Good vibrations: Seismological inference of elephant behaviour

Time
Monday, 12. November 2018
14.00 – 15.00

Where
Room Z816, the University of Konstanz

Host
Iain Couzin

Speaker:
Prof. Tarje Nissen-Meyer, University of Oxford

Good vibrations: Seismological inference of elephant behaviour"

Tarje Nissen-Meyer, Beth Mortimer, Kuangdai Leng

Seismology has come a long way from constraining seismicity and Earth's interior. Owing to recent developments in instrumentation on land, sea, and above, numerical techniques and supercomputing, we now quantify and understand information from those complex vibrations that continuously excite our planet and its surface at scales from nanometer-scale cracks to global oscillations, and thereby illuminate their underlying physical processes. In particular, methodologies to discriminate vibration sources have been applied to meteorite impacts, nuclear explosions, glaciers, landslides, hurricanes, trains, ocean-shelf interactions, and animals. 

In this talk, I will first introduce modern seismological inquiry with large, diverse datasets, state-of-the art computing, inverse problems, with applications such as getting at Earth's dark matter and extraterrestrial life. This  sets the stage for our brand of mammal seismology. As a first step, we recorded seismic vibrations from elephants in Samburu Park, Kenya. Aided by numerical seismic modeling, we suggest that their various seismic signals (rumbling, running) may propagate as clearly identifiably signals many kilometers afar with favorable terrains and noise environments. This provides an effective means of potential information transfer in addition to or instead of acoustic transmission. Moreover, we extract "source parameters" such as elephant location and discriminated their time-dependent behavior. There are a number of advantages in using seismic methods for wildlife: The non-invasive, passive and relatively cheap deployment of seismometers buried in the ground suggests to attempt seismic monitoring for complementary data on wildlife behavior and whereabouts. Furthermore, the instantaneous nature of our analysis lends itself well to applying these ideas to combat the increasingly worrisome poaching problem. 
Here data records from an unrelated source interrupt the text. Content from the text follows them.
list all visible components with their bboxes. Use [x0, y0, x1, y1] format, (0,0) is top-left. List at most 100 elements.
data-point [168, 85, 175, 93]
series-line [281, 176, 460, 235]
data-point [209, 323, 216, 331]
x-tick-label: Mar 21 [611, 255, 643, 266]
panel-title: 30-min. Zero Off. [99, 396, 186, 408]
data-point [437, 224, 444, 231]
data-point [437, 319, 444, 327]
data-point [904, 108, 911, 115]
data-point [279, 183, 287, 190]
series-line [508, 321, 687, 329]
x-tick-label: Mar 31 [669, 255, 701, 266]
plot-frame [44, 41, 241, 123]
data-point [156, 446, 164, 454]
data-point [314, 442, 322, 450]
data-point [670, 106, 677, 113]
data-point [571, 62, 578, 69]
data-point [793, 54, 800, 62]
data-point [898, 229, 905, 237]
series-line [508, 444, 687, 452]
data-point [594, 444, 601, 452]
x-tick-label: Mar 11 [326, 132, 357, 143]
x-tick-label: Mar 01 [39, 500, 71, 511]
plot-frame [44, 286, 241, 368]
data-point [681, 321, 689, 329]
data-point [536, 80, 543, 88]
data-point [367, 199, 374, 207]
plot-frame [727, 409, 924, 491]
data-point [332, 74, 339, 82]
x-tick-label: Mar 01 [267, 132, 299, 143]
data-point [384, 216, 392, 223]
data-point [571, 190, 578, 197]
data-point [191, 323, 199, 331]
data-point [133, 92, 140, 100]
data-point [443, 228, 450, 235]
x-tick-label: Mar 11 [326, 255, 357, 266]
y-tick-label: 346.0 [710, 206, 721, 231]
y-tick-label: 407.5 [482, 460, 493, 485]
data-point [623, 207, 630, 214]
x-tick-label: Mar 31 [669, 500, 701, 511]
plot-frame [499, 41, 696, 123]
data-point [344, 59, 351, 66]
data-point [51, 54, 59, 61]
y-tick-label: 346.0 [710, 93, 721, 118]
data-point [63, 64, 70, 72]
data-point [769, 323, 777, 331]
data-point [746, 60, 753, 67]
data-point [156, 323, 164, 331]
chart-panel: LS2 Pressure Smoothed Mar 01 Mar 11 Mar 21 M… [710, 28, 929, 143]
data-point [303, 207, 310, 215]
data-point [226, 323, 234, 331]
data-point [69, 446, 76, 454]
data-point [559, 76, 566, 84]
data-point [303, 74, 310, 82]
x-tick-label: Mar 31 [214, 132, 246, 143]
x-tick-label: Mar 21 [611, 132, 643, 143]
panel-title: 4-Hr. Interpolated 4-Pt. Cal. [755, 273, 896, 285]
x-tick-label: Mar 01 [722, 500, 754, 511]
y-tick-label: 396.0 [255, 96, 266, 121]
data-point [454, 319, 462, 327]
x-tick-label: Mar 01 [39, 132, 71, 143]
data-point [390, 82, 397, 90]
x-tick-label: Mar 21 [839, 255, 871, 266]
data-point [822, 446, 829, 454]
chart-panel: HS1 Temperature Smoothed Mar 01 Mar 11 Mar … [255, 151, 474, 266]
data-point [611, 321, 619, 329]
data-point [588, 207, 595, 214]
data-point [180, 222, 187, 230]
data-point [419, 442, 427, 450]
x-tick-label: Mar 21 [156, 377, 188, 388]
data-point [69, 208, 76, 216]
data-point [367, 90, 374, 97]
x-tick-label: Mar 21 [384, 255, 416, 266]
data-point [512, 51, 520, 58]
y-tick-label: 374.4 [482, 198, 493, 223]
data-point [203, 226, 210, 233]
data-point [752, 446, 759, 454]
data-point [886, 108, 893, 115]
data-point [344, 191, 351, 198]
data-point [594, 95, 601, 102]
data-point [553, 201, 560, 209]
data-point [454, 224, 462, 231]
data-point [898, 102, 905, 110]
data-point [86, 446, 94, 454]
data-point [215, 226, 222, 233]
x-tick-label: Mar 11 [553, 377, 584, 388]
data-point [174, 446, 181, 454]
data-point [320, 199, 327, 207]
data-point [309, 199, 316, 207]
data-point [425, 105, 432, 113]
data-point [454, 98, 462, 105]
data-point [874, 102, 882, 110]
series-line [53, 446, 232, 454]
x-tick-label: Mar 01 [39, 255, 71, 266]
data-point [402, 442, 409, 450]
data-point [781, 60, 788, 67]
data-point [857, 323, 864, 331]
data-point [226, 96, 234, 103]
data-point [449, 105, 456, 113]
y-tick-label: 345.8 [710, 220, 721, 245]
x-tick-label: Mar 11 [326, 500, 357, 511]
We will embark on field work in Mpala Research Centre, Kenya, to conduct source-function playback experiments, and deploying a large seismic broadband array  together with cheaper accelerometers, videotraps, and drones. This will establish a novel testbed of seismic monitoring of wildlife, discriminating between different species, and applying machine-learning techniques to allow for quick, possibly in-situ discrimination and analysis of continuously recorded vibration wavefields in such ecosystems. May elephants sense the faint first blibs of distant earthquakes prior to tsunamies and other impending dangers, or even apply seismic imaging? Could seismic cues traversing between different species affect their behavior? I will argue that a mix of local geology, geophysics and seismology, ecology, wildlife behavior, mammal physiology, blended by multidisciplinary data acquisition and mining with novel deep-learning techniques shall help us in further unraveling the connection between life and our dynamic planet.